Comment 4 Kurt Jaeger freebsd_committer

2022-08-27 17:04:22 UTC

Does a zpool scrub work ?

Comment 5 Ariel Millennium Thornton 2022-08-27 20:38:03 UTC

(In reply to Kurt Jaeger from comment #4)

Yes, with nothing bad found.

# zpool status
  pool: zroot
 state: ONLINE
  scan: scrub repaired 0B in 02:02:05 with 0 errors on Sat Aug 27 13:18:45 2022
config:

        NAME          STATE     READ WRITE CKSUM
        zroot         ONLINE       0     0     0
          ada0p4.eli  ONLINE       0     0     0

errors: No known data errors

Comment 6 Ariel Millennium Thornton 2022-10-16 20:12:07 UTC

This may have been a corruption in my pool instead of a bug in zfs.

I found that the only snapshot in my zroot/var/mail dataset that didn't cause a kernel panic when destroyed was the most recently created.  Destroying every snapshot in reverse order, from newest to oldest, was successful.  After that, creating snapshots then destroying the oldest snapshot worked as expected.
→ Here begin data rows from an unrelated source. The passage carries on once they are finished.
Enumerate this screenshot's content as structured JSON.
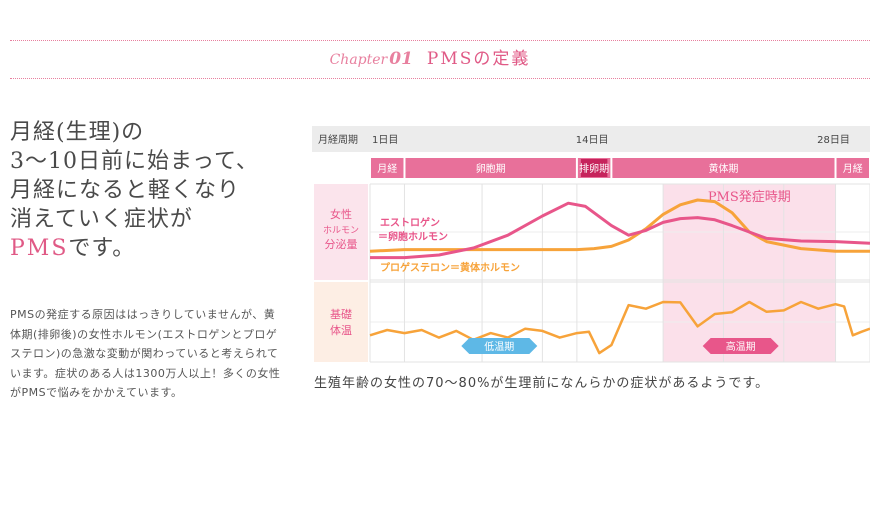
{
  "chapter": {
    "word": "Chapter",
    "number": "01",
    "title": "PMSの定義"
  },
  "headline": {
    "lines": [
      "月経(生理)の",
      "3～10日前に始まって、",
      "月経になると軽くなり",
      "消えていく症状が"
    ],
    "last_pms": "PMS",
    "last_rest": "です。"
  },
  "body_text": "PMSの発症する原因ははっきりしていませんが、黄体期(排卵後)の女性ホルモン(エストロゲンとプロゲステロン)の急激な変動が関わっていると考えられています。症状のある人は1300万人以上！多くの女性がPMSで悩みをかかえています。",
  "caption": "生殖年齢の女性の70～80%が生理前になんらかの症状があるようです。",
  "colors": {
    "pink": "#e8568a",
    "orange": "#f7a33a",
    "header_gray": "#ececec",
    "phase_pink": "#e8709a",
    "ovulation_dark": "#c6245c",
    "pms_band": "#fbe0ea",
    "label_bg_pink": "#fbe4ec",
    "label_bg_peach": "#fdeee4",
    "low_temp_blue": "#5eb8e6"
  },
  "chart_data": {
    "type": "line",
    "header": {
      "label": "月経周期",
      "day_ticks": [
        "1日目",
        "14日目",
        "28日目"
      ]
    },
    "phases": [
      {
        "label": "月経",
        "start_day": 1,
        "end_day": 3
      },
      {
        "label": "卵胞期",
        "start_day": 3,
        "end_day": 13
      },
      {
        "label": "排卵期",
        "start_day": 13,
        "end_day": 15
      },
      {
        "label": "黄体期",
        "start_day": 15,
        "end_day": 28
      },
      {
        "label": "月経",
        "start_day": 28,
        "end_day": 30
      }
    ],
    "pms_period": {
      "label": "PMS発症時期",
      "start_day": 18,
      "end_day": 28
    },
    "hormone_panel_label": [
      "女性",
      "ホルモン",
      "分泌量"
    ],
    "temperature_panel_label": [
      "基礎",
      "体温"
    ],
    "series": [
      {
        "name": "エストロゲン",
        "subname": "＝卵胞ホルモン",
        "color": "#e8568a",
        "x": [
          1,
          3,
          5,
          7,
          9,
          11,
          12.5,
          13.5,
          15,
          16,
          17,
          18,
          19,
          20,
          21,
          22,
          23,
          24,
          26,
          28,
          30
        ],
        "y": [
          7,
          7,
          7.8,
          10,
          14,
          20,
          24,
          23,
          17,
          14,
          15.5,
          18,
          19.2,
          19.5,
          18.8,
          17,
          15,
          13,
          12.2,
          12,
          11.5
        ]
      },
      {
        "name": "プロゲステロン＝黄体ホルモン",
        "color": "#f7a33a",
        "x": [
          1,
          3,
          5,
          7,
          9,
          11,
          13,
          14,
          15,
          16,
          17,
          18,
          19,
          20,
          21,
          22,
          23,
          24,
          26,
          28,
          30
        ],
        "y": [
          9,
          9.5,
          9.5,
          9.5,
          9.5,
          9.5,
          9.5,
          9.8,
          10.5,
          12.5,
          16,
          20.5,
          23.5,
          25,
          24.5,
          21,
          15,
          12,
          9.8,
          9,
          9
        ]
      },
      {
        "name": "基礎体温",
        "color": "#f7a33a",
        "x": [
          1,
          2,
          3,
          4,
          5,
          6,
          7,
          8,
          9,
          10,
          11,
          12,
          13,
          13.7,
          14.3,
          15,
          16,
          17,
          18,
          19,
          20,
          21,
          22,
          23,
          24,
          25,
          26,
          27,
          28,
          28.5,
          29,
          29.5,
          30
        ],
        "y": [
          6,
          7.2,
          6.5,
          7.2,
          5.5,
          7,
          5,
          6.5,
          5.5,
          7.5,
          7,
          5.5,
          6.5,
          6.8,
          2,
          3.8,
          12.8,
          12,
          13.5,
          13.4,
          8,
          10.8,
          11.2,
          13.5,
          11.3,
          11.6,
          13.5,
          12,
          13,
          12.5,
          6,
          6.8,
          7.5
        ]
      }
    ],
    "temperature_labels": [
      {
        "label": "低温期",
        "center_day": 8.5
      },
      {
        "label": "高温期",
        "center_day": 22.5
      }
    ]
  }
}
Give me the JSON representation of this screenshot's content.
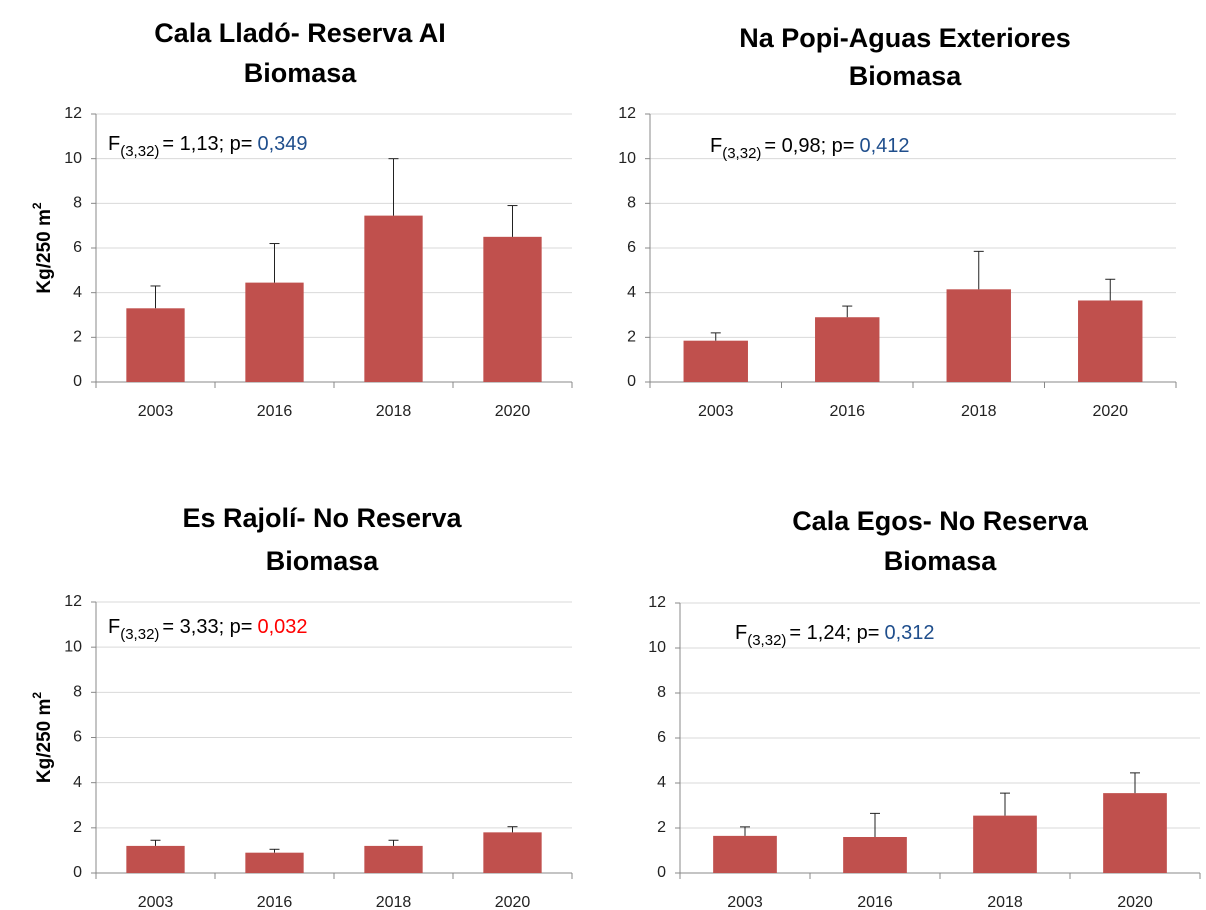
{
  "chart_data": [
    {
      "type": "bar",
      "title": "Cala Lladó- Reserva AI",
      "subtitle": "Biomasa",
      "ylabel": "Kg/250 m",
      "ylabel_sup": "2",
      "categories": [
        "2003",
        "2016",
        "2018",
        "2020"
      ],
      "values": [
        3.3,
        4.45,
        7.45,
        6.5
      ],
      "errors": [
        1.0,
        1.75,
        2.55,
        1.4
      ],
      "color": "#c0504d",
      "ylim": [
        0,
        12
      ],
      "yticks": [
        0,
        2,
        4,
        6,
        8,
        10,
        12
      ],
      "grid": true,
      "annotation": {
        "stat": "F",
        "df": "(3,32)",
        "text": "= 1,13; p=",
        "p": "0,349",
        "p_color": "#1f4e8c"
      }
    },
    {
      "type": "bar",
      "title": "Na Popi-Aguas Exteriores",
      "subtitle": "Biomasa",
      "categories": [
        "2003",
        "2016",
        "2018",
        "2020"
      ],
      "values": [
        1.85,
        2.9,
        4.15,
        3.65
      ],
      "errors": [
        0.35,
        0.5,
        1.7,
        0.95
      ],
      "color": "#c0504d",
      "ylim": [
        0,
        12
      ],
      "yticks": [
        0,
        2,
        4,
        6,
        8,
        10,
        12
      ],
      "grid": true,
      "annotation": {
        "stat": "F",
        "df": "(3,32)",
        "text": "= 0,98; p=",
        "p": "0,412",
        "p_color": "#1f4e8c"
      }
    },
    {
      "type": "bar",
      "title": "Es Rajolí- No Reserva",
      "subtitle": "Biomasa",
      "ylabel": "Kg/250 m",
      "ylabel_sup": "2",
      "categories": [
        "2003",
        "2016",
        "2018",
        "2020"
      ],
      "values": [
        1.2,
        0.9,
        1.2,
        1.8
      ],
      "errors": [
        0.25,
        0.15,
        0.25,
        0.25
      ],
      "color": "#c0504d",
      "ylim": [
        0,
        12
      ],
      "yticks": [
        0,
        2,
        4,
        6,
        8,
        10,
        12
      ],
      "grid": true,
      "annotation": {
        "stat": "F",
        "df": "(3,32)",
        "text": "= 3,33; p=",
        "p": "0,032",
        "p_color": "#ff0000"
      }
    },
    {
      "type": "bar",
      "title": "Cala Egos- No Reserva",
      "subtitle": "Biomasa",
      "categories": [
        "2003",
        "2016",
        "2018",
        "2020"
      ],
      "values": [
        1.65,
        1.6,
        2.55,
        3.55
      ],
      "errors": [
        0.4,
        1.05,
        1.0,
        0.9
      ],
      "color": "#c0504d",
      "ylim": [
        0,
        12
      ],
      "yticks": [
        0,
        2,
        4,
        6,
        8,
        10,
        12
      ],
      "grid": true,
      "annotation": {
        "stat": "F",
        "df": "(3,32)",
        "text": "= 1,24; p=",
        "p": "0,312",
        "p_color": "#1f4e8c"
      }
    }
  ]
}
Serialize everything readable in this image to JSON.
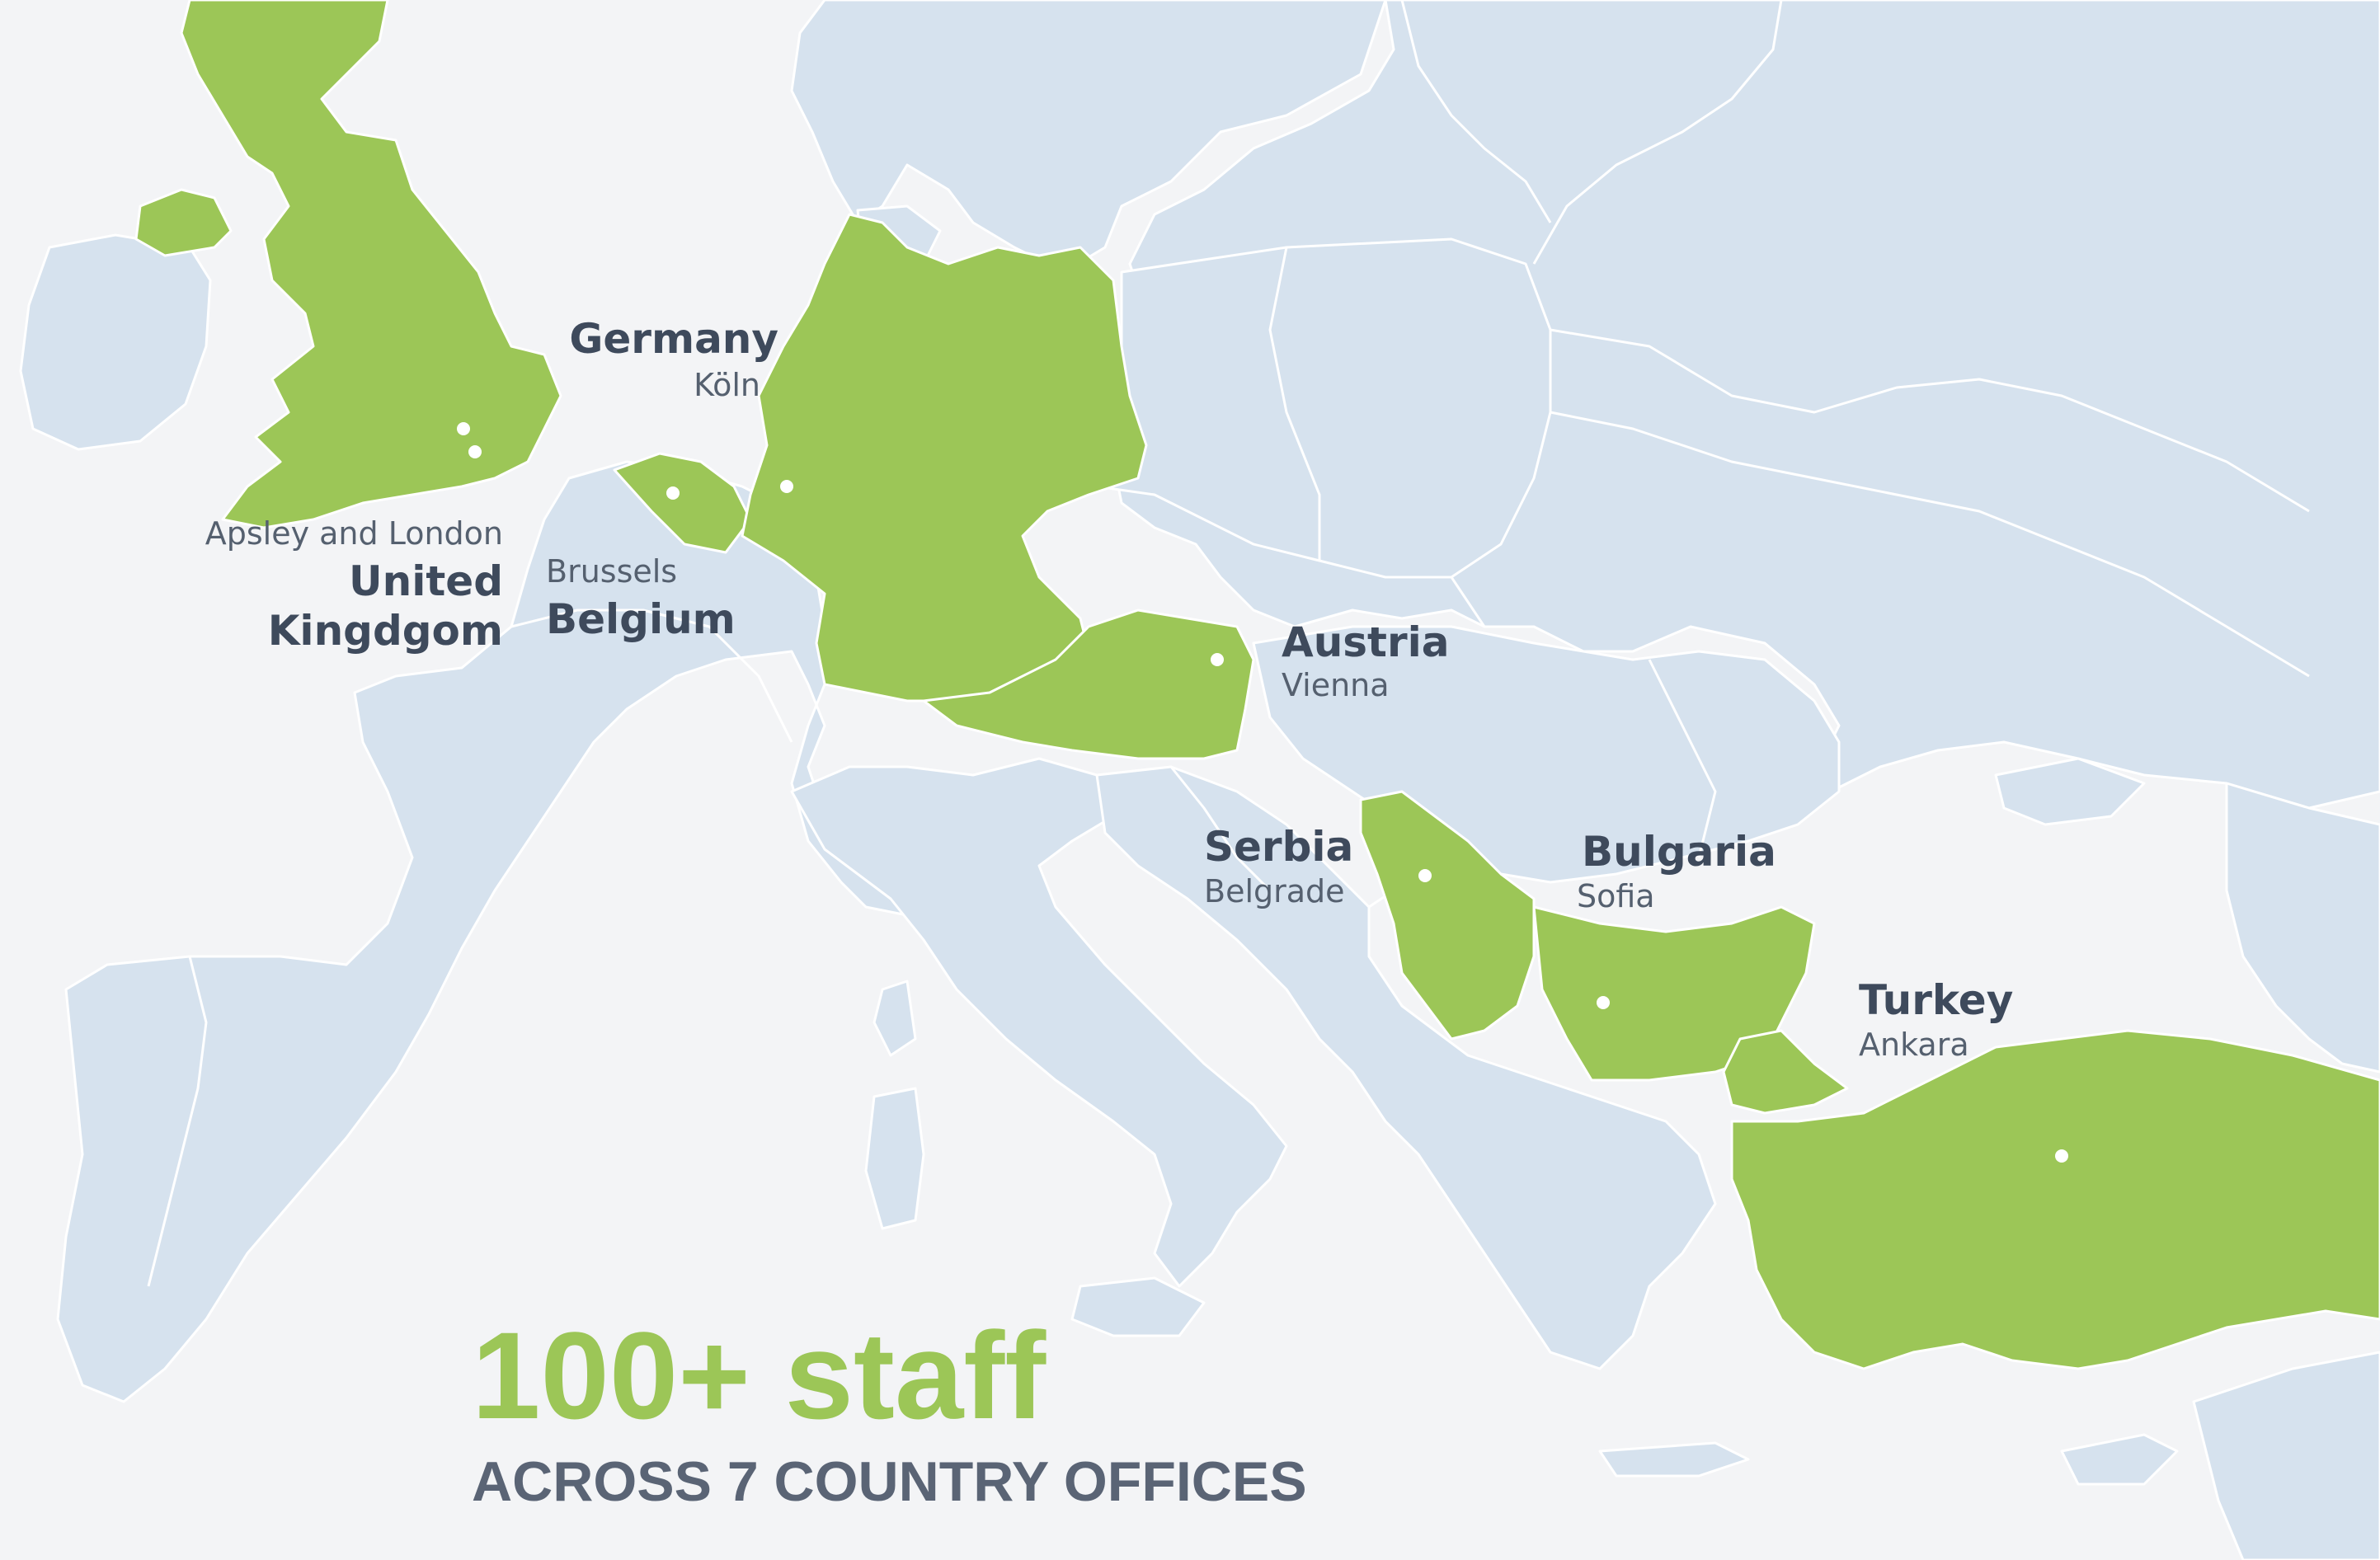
{
  "headline": {
    "staff": "100+ staff",
    "subtitle": "ACROSS 7 COUNTRY OFFICES"
  },
  "colors": {
    "background": "#f3f4f6",
    "land": "#d6e2ee",
    "office_country": "#9cc657",
    "label_dark": "#3e4a5c",
    "label_city": "#55606f",
    "subtitle": "#5a6475"
  },
  "offices": [
    {
      "country_line1": "United",
      "country_line2": "Kingdgom",
      "city": "Apsley and London"
    },
    {
      "country": "Belgium",
      "city": "Brussels"
    },
    {
      "country": "Germany",
      "city": "Köln"
    },
    {
      "country": "Austria",
      "city": "Vienna"
    },
    {
      "country": "Serbia",
      "city": "Belgrade"
    },
    {
      "country": "Bulgaria",
      "city": "Sofia"
    },
    {
      "country": "Turkey",
      "city": "Ankara"
    }
  ]
}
I reenabled my zfs-auto-snap cron jobs, and their `zfs destroy -d` actions have so far all been quietly successful.

Comment 7 Graham Perrin freebsd_committer

2022-10-16 20:28:35 UTC

(In reply to Ariel Millennium Thornton from comment #6)

> … the only snapshot in my zroot/var/mail dataset that didn't cause a 
> kernel panic when destroyed was the most recently created. …

What was the date of creation of that most recent snapshot?

Now, I'm reminded of a ZFS snapshot-related bug that (if I recall correctly) was fixed in recent months, however it was impossible for the fix to be retroactive … something like that. 

Annoyingly, I can't recall enough details to identify the issue/bug, to tell whether it relates. Anyone? (Is my memory playing tricks on me?)

Comment 8 Ariel Millennium Thornton 2022-10-17 02:30:45 UTC

(In reply to Graham Perrin from comment #7)

I don't remember the exact date/time, but it was one or two snapshots after the one I've been trying, created by a separate zfs-auto-snap hourly job instead.